The sun, which they could see now, hung low in the sky, a red ball in a curdling of gold and scarlet cloud.
They had reached the top of the hill. They looked down into the small basin of a valley.
Impending sunset described it exactly. Fields and groves, vineyards and orchards clustered there. And from them protruded high walls of dressed stone, above which showed tiled roofs, and one tall slim tower. The village. Behind everything, mountains rose, three peaks, one behind another, and touched sidelong with flame by the dying sun.
The way down to the valley was easy. The slope was broken now by another pathway, itself of laid stone, and broad enough for three men to walk together.
“At first dark the gates shut,” he repeated.
They broke into a racer’s run, leaping down the roadway into the valley.
Shadows are called
By the ending of the day
Night unfolds her wings
With the white moon in her hair…
Clirando shuddered. The fragment of song had sounded inside her skull, words clear as the plinking of the lyra which accompanied them—
Zemetrios this time did not seem to notice Clirando’s lapse.
He said, “There are no lights in this village.”
Clirando said, “Nor any lights anywhere among the fields and orchards. Not one torch burning. Not a single dog to bark.”

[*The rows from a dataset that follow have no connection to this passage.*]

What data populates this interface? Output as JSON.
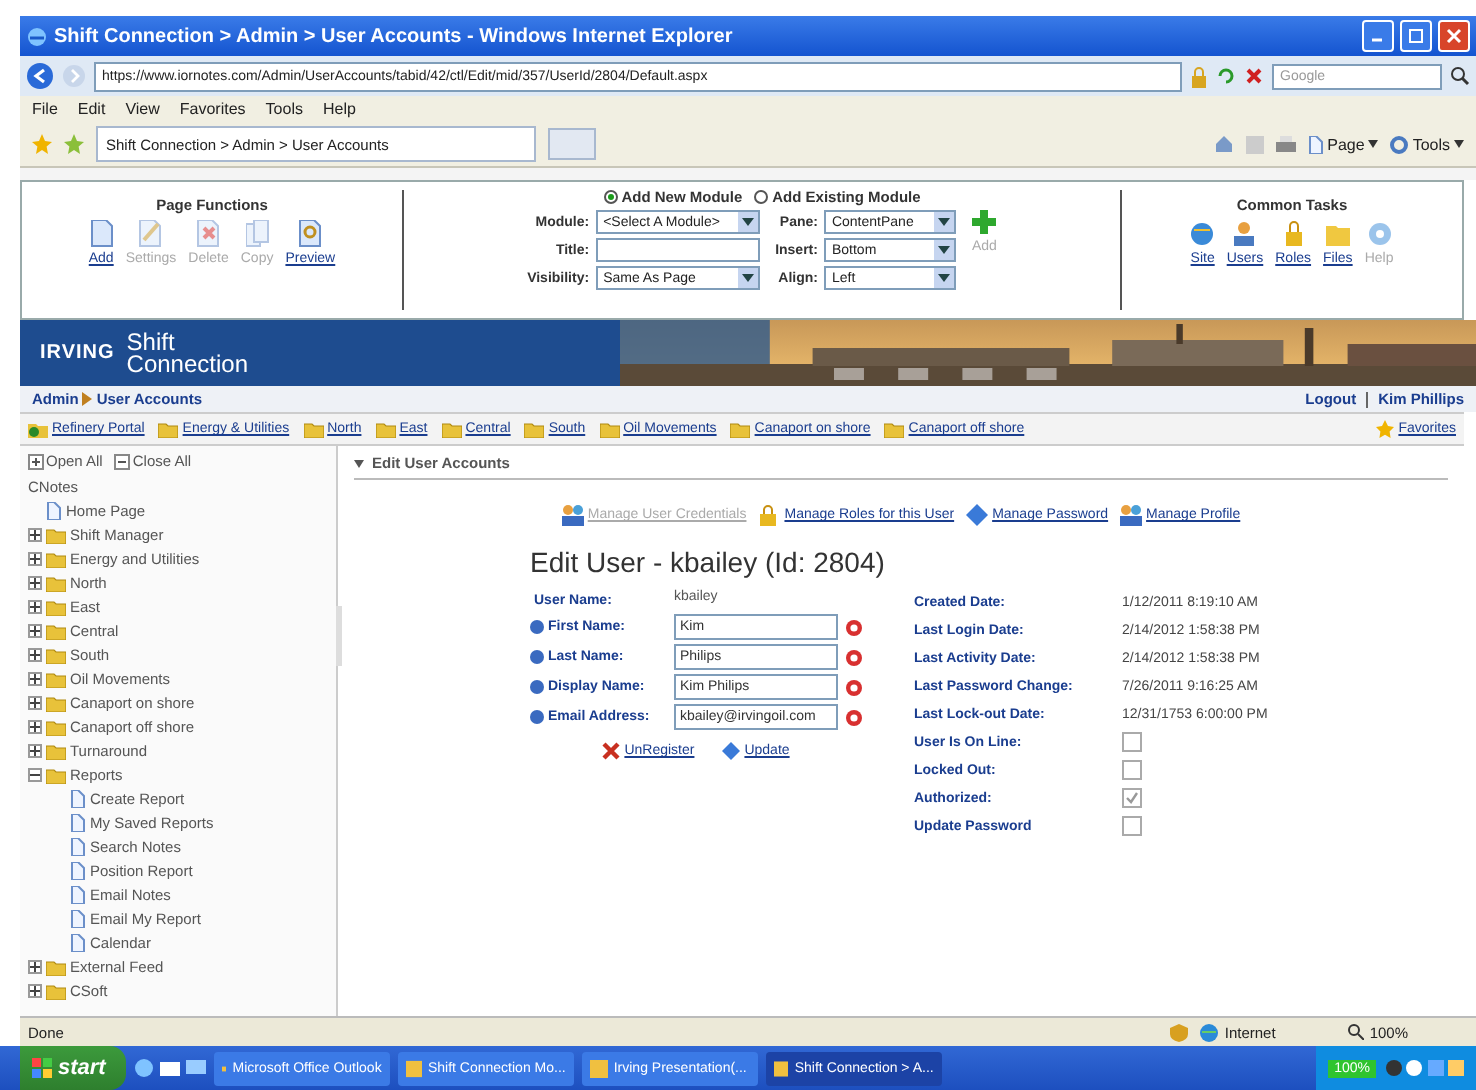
{
  "browser": {
    "title": "Shift Connection > Admin > User Accounts - Windows Internet Explorer",
    "address": "https://www.iornotes.com/Admin/UserAccounts/tabid/42/ctl/Edit/mid/357/UserId/2804/Default.aspx",
    "search_placeholder": "Google",
    "menu": [
      "File",
      "Edit",
      "View",
      "Favorites",
      "Tools",
      "Help"
    ],
    "tab": "Shift Connection > Admin > User Accounts",
    "tools": [
      "Page",
      "Tools"
    ]
  },
  "control_panel": {
    "page_functions": {
      "title": "Page Functions",
      "items": [
        {
          "label": "Add",
          "disabled": false
        },
        {
          "label": "Settings",
          "disabled": true
        },
        {
          "label": "Delete",
          "disabled": true
        },
        {
          "label": "Copy",
          "disabled": true
        },
        {
          "label": "Preview",
          "disabled": false
        }
      ]
    },
    "module": {
      "options": [
        {
          "label": "Add New Module",
          "selected": true
        },
        {
          "label": "Add Existing Module",
          "selected": false
        }
      ],
      "fields_left": [
        {
          "label": "Module:",
          "kind": "select",
          "value": "<Select A Module>"
        },
        {
          "label": "Title:",
          "kind": "text"
        },
        {
          "label": "Visibility:",
          "kind": "select",
          "value": "Same As Page"
        }
      ],
      "fields_right": [
        {
          "label": "Pane:",
          "kind": "select",
          "value": "ContentPane"
        },
        {
          "label": "Insert:",
          "kind": "select",
          "value": "Bottom"
        },
        {
          "label": "Align:",
          "kind": "select",
          "value": "Left"
        }
      ],
      "add_button": {
        "label": "Add",
        "disabled": true
      }
    },
    "common_tasks": {
      "title": "Common Tasks",
      "items": [
        {
          "label": "Site",
          "disabled": false
        },
        {
          "label": "Users",
          "disabled": false
        },
        {
          "label": "Roles",
          "disabled": false
        },
        {
          "label": "Files",
          "disabled": false
        },
        {
          "label": "Help",
          "disabled": true
        }
      ]
    }
  },
  "banner": {
    "logo": "IRVING",
    "brand_line_1": "Shift",
    "brand_line_2": "Connection"
  },
  "breadcrumb": [
    "Admin",
    "User Accounts"
  ],
  "user_links": [
    "Logout",
    "Kim Phillips"
  ],
  "links_bar": {
    "items": [
      "Refinery Portal",
      "Energy & Utilities",
      "North",
      "East",
      "Central",
      "South",
      "Oil Movements",
      "Canaport on shore",
      "Canaport off shore"
    ],
    "favorites": "Favorites"
  },
  "tree": {
    "open_all": "Open All",
    "close_all": "Close All",
    "root": "CNotes",
    "children": [
      {
        "label": "Home Page",
        "kind": "page"
      },
      {
        "label": "Shift Manager",
        "kind": "folder",
        "expanded": false
      },
      {
        "label": "Energy and Utilities",
        "kind": "folder",
        "expanded": false
      },
      {
        "label": "North",
        "kind": "folder",
        "expanded": false
      },
      {
        "label": "East",
        "kind": "folder",
        "expanded": false
      },
      {
        "label": "Central",
        "kind": "folder",
        "expanded": false
      },
      {
        "label": "South",
        "kind": "folder",
        "expanded": false
      },
      {
        "label": "Oil Movements",
        "kind": "folder",
        "expanded": false
      },
      {
        "label": "Canaport on shore",
        "kind": "folder",
        "expanded": false
      },
      {
        "label": "Canaport off shore",
        "kind": "folder",
        "expanded": false
      },
      {
        "label": "Turnaround",
        "kind": "folder",
        "expanded": false
      },
      {
        "label": "Reports",
        "kind": "folder",
        "expanded": true,
        "children": [
          {
            "label": "Create Report",
            "kind": "page"
          },
          {
            "label": "My Saved Reports",
            "kind": "page"
          },
          {
            "label": "Search Notes",
            "kind": "page"
          },
          {
            "label": "Position Report",
            "kind": "page"
          },
          {
            "label": "Email Notes",
            "kind": "page"
          },
          {
            "label": "Email My Report",
            "kind": "page"
          },
          {
            "label": "Calendar",
            "kind": "page"
          }
        ]
      },
      {
        "label": "External Feed",
        "kind": "folder",
        "expanded": false
      },
      {
        "label": "CSoft",
        "kind": "folder",
        "expanded": false
      }
    ]
  },
  "section_title": "Edit User Accounts",
  "actions": [
    {
      "label": "Manage User Credentials",
      "disabled": true
    },
    {
      "label": "Manage Roles for this User",
      "disabled": false
    },
    {
      "label": "Manage Password",
      "disabled": false
    },
    {
      "label": "Manage Profile",
      "disabled": false
    }
  ],
  "heading": "Edit User - kbailey (Id: 2804)",
  "user_fields": [
    {
      "label": "User Name:",
      "kind": "readonly",
      "value": "kbailey"
    },
    {
      "label": "First Name:",
      "kind": "input",
      "value": "Kim"
    },
    {
      "label": "Last Name:",
      "kind": "input",
      "value": "Philips"
    },
    {
      "label": "Display Name:",
      "kind": "input",
      "value": "Kim Philips"
    },
    {
      "label": "Email Address:",
      "kind": "input",
      "value": "kbailey@irvingoil.com"
    }
  ],
  "form_buttons": [
    "UnRegister",
    "Update"
  ],
  "details": [
    {
      "label": "Created Date:",
      "kind": "text",
      "value": "1/12/2011 8:19:10 AM"
    },
    {
      "label": "Last Login Date:",
      "kind": "text",
      "value": "2/14/2012 1:58:38 PM"
    },
    {
      "label": "Last Activity Date:",
      "kind": "text",
      "value": "2/14/2012 1:58:38 PM"
    },
    {
      "label": "Last Password Change:",
      "kind": "text",
      "value": "7/26/2011 9:16:25 AM"
    },
    {
      "label": "Last Lock-out Date:",
      "kind": "text",
      "value": "12/31/1753 6:00:00 PM"
    },
    {
      "label": "User Is On Line:",
      "kind": "checkbox",
      "checked": false
    },
    {
      "label": "Locked Out:",
      "kind": "checkbox",
      "checked": false
    },
    {
      "label": "Authorized:",
      "kind": "checkbox",
      "checked": true
    },
    {
      "label": "Update Password",
      "kind": "checkbox",
      "checked": false
    }
  ],
  "status_bar": {
    "text": "Done",
    "zone": "Internet",
    "zoom": "100%"
  },
  "taskbar": {
    "start": "start",
    "windows": [
      {
        "label": "Microsoft Office Outlook",
        "selected": false
      },
      {
        "label": "Shift Connection Mo...",
        "selected": false
      },
      {
        "label": "Irving Presentation(...",
        "selected": false
      },
      {
        "label": "Shift Connection > A...",
        "selected": true
      }
    ],
    "battery": "100%"
  }
}
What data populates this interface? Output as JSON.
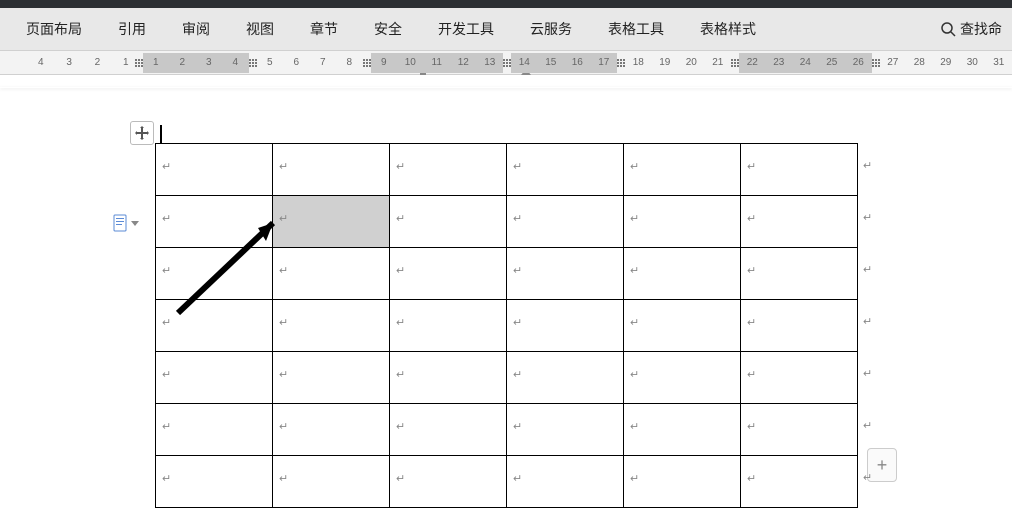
{
  "menubar": {
    "items": [
      {
        "label": "页面布局"
      },
      {
        "label": "引用"
      },
      {
        "label": "审阅"
      },
      {
        "label": "视图"
      },
      {
        "label": "章节"
      },
      {
        "label": "安全"
      },
      {
        "label": "开发工具"
      },
      {
        "label": "云服务"
      },
      {
        "label": "表格工具"
      },
      {
        "label": "表格样式"
      }
    ],
    "search_label": "查找命"
  },
  "ruler": {
    "left_numbers": [
      "4",
      "3",
      "2",
      "1"
    ],
    "right_numbers": [
      "1",
      "2",
      "3",
      "4",
      "5",
      "6",
      "7",
      "8",
      "9",
      "10",
      "11",
      "12",
      "13",
      "14",
      "15",
      "16",
      "17",
      "18",
      "19",
      "20",
      "21",
      "22",
      "23",
      "24",
      "25",
      "26",
      "27",
      "28",
      "29",
      "30",
      "31"
    ]
  },
  "table": {
    "rows": 7,
    "cols": 6,
    "selected": {
      "row": 1,
      "col": 1
    },
    "newline_symbol": "↵"
  },
  "plus_label": "+",
  "paste_icon_name": "paste-options"
}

The sun was just now down over the horizon, leaving a solitary rift of gold. Darkness was claiming the landscape. But not a lamp shone out anywhere, and over the stubble of the fields, where already the grain must have been scythed, not one figure walked. The orchards too had been stripped of fruit, which surely would not have been ripe.
“What’s happened here?” Zemetrios asked.
The walls of the village-town lay ahead of them, and in them two tall wooden gates stood wide. A street of tamped earth ran in from there, and buildings lined the way. But there also—no movement, and no illumination.
“We must go and see,” she said.
The thought of her girls as in her mind. They had vanished—and now this deserted village.
They hurried to the gates, and reached them as the final golden wash faded on the sky’s edge and darkness bloomed like a long sigh over the earth.
“
Together, not thinking, caught by some primal instinct, they bolted between the slowly joining gates. Clirando cursed herself even as she did so—to pelt into this unknown enclosure that might contain anything—and heard Zemetrios curse louder.
But by then they were in.
The gates padded together at their backs.
And, in a fiery chorus, at once every lamp, torch and candle in the village was, or began to be, lit.
The village street, the houses and other buildings, blushed to sudden life. Faces appeared at windows and figures emerged on terraces. Others came strolling along the thoroughfare. Two men, that neither she nor Zemetrios, she thought, had previously seen, were securing the gates with bars.
“Just in time, travelers,” one of the men remarked to them.
Then down the street came striding a giant creature, tall as the roofs, her black hair swinging as she swung her impossibly long legs, a lighted brand in her grasp with which she brought alive the last torches leaning from house walls.
Zemetrios laughed. Clirando glared at him. Had he gone crazy?
“A stilt-walker, Clirando,” he said.